The latest lawsuit, filed in the US District Court for the Northern District of Texas, against the US Department of Education and its secretary, Miguel Cardona, raises the issue of how the plan was developed. It alleges that the Biden administration violated the notice and comment procedures of the Administrative Procedure Act. It also challenges the administration’s legal justification for the programme.
The suit covers two plaintiffs: one who doesn’t qualify for loan forgiveness because the plan doesn’t cover commercially held loans that aren’t in default, and one who didn’t receive a Pell grant and therefore less under the plan. The loan is entitled for forgiveness.

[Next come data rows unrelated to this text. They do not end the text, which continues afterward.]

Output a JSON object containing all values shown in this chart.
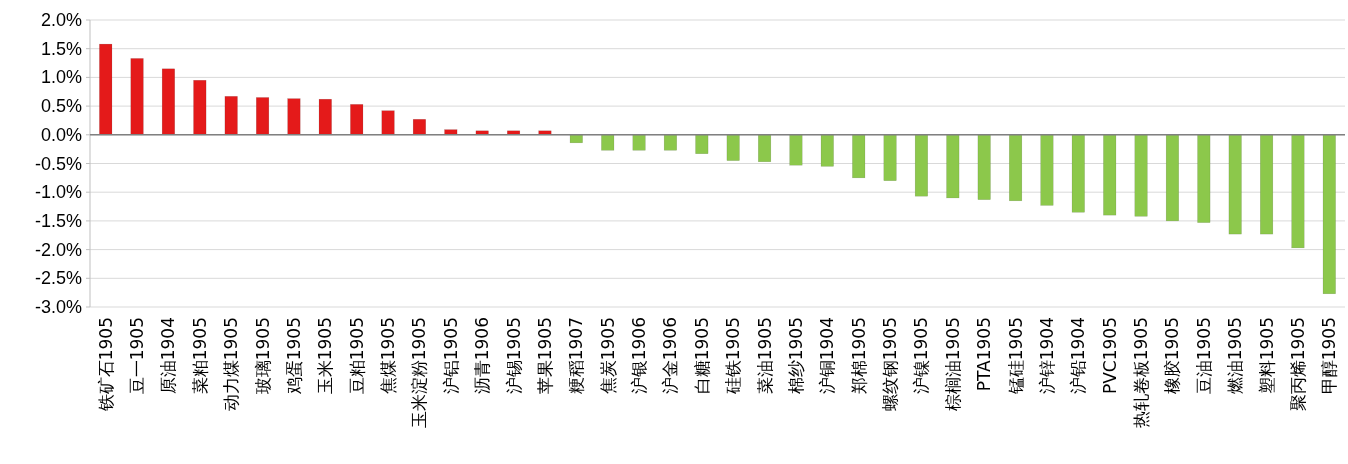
{
  "chart_data": {
    "type": "bar",
    "categories": [
      "铁矿石1905",
      "豆一1905",
      "原油1904",
      "菜粕1905",
      "动力煤1905",
      "玻璃1905",
      "鸡蛋1905",
      "玉米1905",
      "豆粕1905",
      "焦煤1905",
      "玉米淀粉1905",
      "沪铝1905",
      "沥青1906",
      "沪锡1905",
      "苹果1905",
      "粳稻1907",
      "焦炭1905",
      "沪银1906",
      "沪金1906",
      "白糖1905",
      "硅铁1905",
      "菜油1905",
      "棉纱1905",
      "沪铜1904",
      "郑棉1905",
      "螺纹钢1905",
      "沪镍1905",
      "棕榈油1905",
      "PTA1905",
      "锰硅1905",
      "沪锌1904",
      "沪铅1904",
      "PVC1905",
      "热轧卷板1905",
      "橡胶1905",
      "豆油1905",
      "燃油1905",
      "塑料1905",
      "聚丙烯1905",
      "甲醇1905"
    ],
    "values": [
      1.58,
      1.33,
      1.15,
      0.95,
      0.67,
      0.65,
      0.63,
      0.62,
      0.53,
      0.42,
      0.27,
      0.09,
      0.07,
      0.07,
      0.07,
      -0.14,
      -0.27,
      -0.27,
      -0.27,
      -0.33,
      -0.45,
      -0.47,
      -0.53,
      -0.55,
      -0.75,
      -0.8,
      -1.07,
      -1.1,
      -1.13,
      -1.15,
      -1.23,
      -1.35,
      -1.4,
      -1.42,
      -1.5,
      -1.53,
      -1.73,
      -1.73,
      -1.97,
      -2.77
    ],
    "colors": [
      "#e41a1a",
      "#e41a1a",
      "#e41a1a",
      "#e41a1a",
      "#e41a1a",
      "#e41a1a",
      "#e41a1a",
      "#e41a1a",
      "#e41a1a",
      "#e41a1a",
      "#e41a1a",
      "#e41a1a",
      "#e41a1a",
      "#e41a1a",
      "#e41a1a",
      "#8cc84b",
      "#8cc84b",
      "#8cc84b",
      "#8cc84b",
      "#8cc84b",
      "#8cc84b",
      "#8cc84b",
      "#8cc84b",
      "#8cc84b",
      "#8cc84b",
      "#8cc84b",
      "#8cc84b",
      "#8cc84b",
      "#8cc84b",
      "#8cc84b",
      "#8cc84b",
      "#8cc84b",
      "#8cc84b",
      "#8cc84b",
      "#8cc84b",
      "#8cc84b",
      "#8cc84b",
      "#8cc84b",
      "#8cc84b",
      "#8cc84b"
    ],
    "ylim": [
      -3,
      2
    ],
    "yticks": [
      {
        "value": 2,
        "label": "2.0%"
      },
      {
        "value": 1.5,
        "label": "1.5%"
      },
      {
        "value": 1,
        "label": "1.0%"
      },
      {
        "value": 0.5,
        "label": "0.5%"
      },
      {
        "value": 0,
        "label": "0.0%"
      },
      {
        "value": -0.5,
        "label": "-0.5%"
      },
      {
        "value": -1,
        "label": "-1.0%"
      },
      {
        "value": -1.5,
        "label": "-1.5%"
      },
      {
        "value": -2,
        "label": "-2.0%"
      },
      {
        "value": -2.5,
        "label": "-2.5%"
      },
      {
        "value": -3,
        "label": "-3.0%"
      }
    ],
    "grid": "y"
  }
}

“Behind closed doors, the department announced a new loan forgiveness program that will impact millions of Americans and cost hundreds of billions of dollars,” the lawsuit reads. “Instead of providing notice and soliciting comment from the public, the department secretly ascribed important details of the program and with a view to securing loan waivers in time for November’s election.”
questions about fairness
It also alleges that the department “made a number of arbitrary decisions about the program, including whether individuals would receive loan forgiveness, how much of their debt would be forgiven, and what type of loans would be eligible for the program.”
“The outcome of this arbitrariness is predictable: some will benefit well, some will be shortchanged, and others will be abandoned altogether,” it reads.
The case was assigned to US District Judge Reed O’Connor, who in 2018 specifically ruled that the Affordable Care Act was unconstitutional. The Supreme Court overturned that decision last year. O’Connor, former President George W. A Bush appointee has also ruled against other policies adopted by the Democratic administration. Last month, they ruled that an ACA provision that requires HIV prevention drug coverage violates a Texas employer’s religious beliefs.
Former President Donald Trump’s appointee has a 90% chance of going to O’Connor or Judge Mark Pittman, according to the court’s 2020 order in civil lawsuits filed in federal court in Fort Worth.
“Siding With Special Interests”
White House spokesman Abdullah Hassan responded with a statement defending the loan waiver program.
“While opponents of our plan are on the side of special interests and doing everything they can to keep millions of middle-class Americans in debt, the president and his administration are trying to legally give middle-class families some breathing room. Fighting as they recover from the pandemic. And prepare to resume loan payments in January,” he said in a statement.
The Biden Loan Forgiveness Program will cancel $10,000 in student loan debt for families earning less than $125,000 per year or less than $250,000. Pell grant recipients, who typically demonstrate greater financial need, will be eligible for an additional $10,000.
The Biden administration used terrorist attacks as a legal justification for the program, an act passed after September 11, 2001. The law gives administration “broad powers” to reduce or eliminate student loans in times of national emergency, the Justice Department said in an August legal opinion. The administration declared the COVID-19 pandemic as its emergency.
The Congressional Budget Office estimates that the program will cost taxpayers $400 billion over the next three decades.